Insurer stock prices continue to rise, with stock performance by the major U.S. insurers outstripping the stock market by large margins, according to research by Brian Klepper of Worksite Health Advisors.
In the period Klepper has been tracking the stocks of Humana, UnitedHealthCare, Cigna and Anthem, Humana’s stock price has risen from $31.58 to $497.24, a 1575 percent price growth, Klepper’s figures show. United’s price rose from $27.51 to $522.91, a whopping 1901 percent growth.
In the same period, the Dow Jones industrial average rose by 374 percent, and the S&P 500 by 516 percent, according to Klepper.
The growth in revenues is fueled by a lot of federal spending, Klepper notes, citing research by Wendell Potter, a former insurance company exec turned activist. Potter writes on his blog about how much of current revenues for major insurers come from tax dollars — in the form of Medicare Advantage income, primarily, he says.
Potter writes: “Over the past 10 years, UnitedHealth’s Medicare Advantage enrollment increased by about 4.4 million, from 2.6 million to almost 7 million.
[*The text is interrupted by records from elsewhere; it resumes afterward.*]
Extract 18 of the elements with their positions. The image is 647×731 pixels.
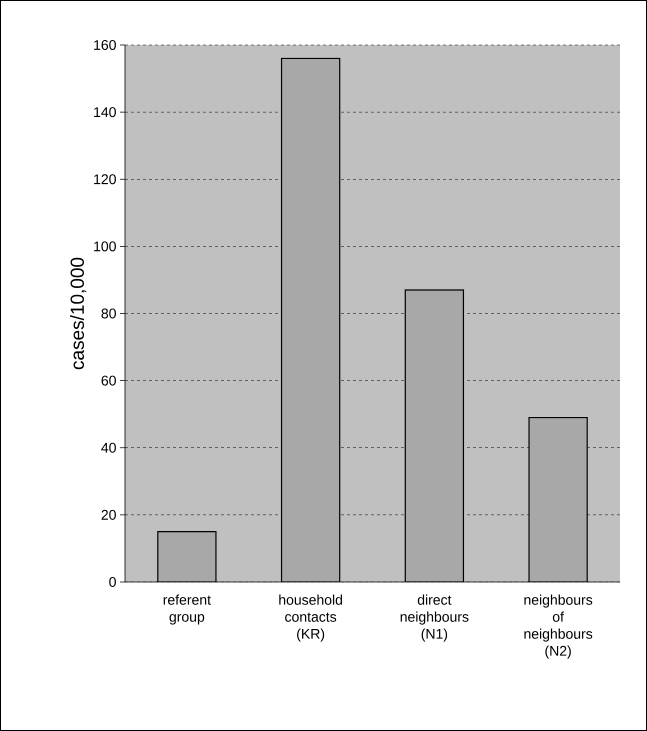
x-tick-label: referent group — [164, 594, 211, 625]
bar — [528, 416, 588, 582]
bar — [280, 58, 340, 582]
bar — [404, 289, 464, 582]
x-tick-label: direct neighbours (N1) — [400, 594, 468, 642]
x-tick-label: neighbours of neighbours (N2) — [524, 594, 592, 659]
y-tick-label: 40 — [101, 442, 116, 453]
y-tick-label: 0 — [109, 577, 116, 587]
bar — [157, 531, 217, 582]
y-tick-label: 100 — [94, 241, 116, 252]
y-tick-label: 120 — [94, 174, 116, 184]
y-axis-title: cases/10,000 — [70, 258, 86, 370]
y-tick-label: 60 — [102, 376, 116, 386]
y-tick-label: 140 — [94, 107, 116, 118]
y-tick-label: 80 — [102, 308, 116, 318]
y-tick-label: 20 — [102, 510, 116, 520]
x-tick-label: household contacts (KR) — [279, 594, 342, 642]
y-tick-label: 160 — [94, 40, 116, 50]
During that same time frame, its commercial (private paying) enrollment increased by just 70,000. One reason is that employers increasingly have found that offering coverage to their workers is prohibitively expensive. Fewer than half of the nation’s employers now offer subsidized coverage to their employees and dependents….
“Medicare Advantage is hands down the industry’s biggest cash cow these days. Wall Street is thrilled that so much of our taxes is going to a handful of big New York Stock Exchange companies,… (Insurers are paid 4 percent more than it would cost to cover similar people in traditional Medicare, according to MedPAC).”
Potter also notes that his figures do not include subsidies from the federal government for Affordable Care Act insurance policies taken by people who qualify for subsidies because of their income. These subsidies, of course, would also be federal money added to the bottom line.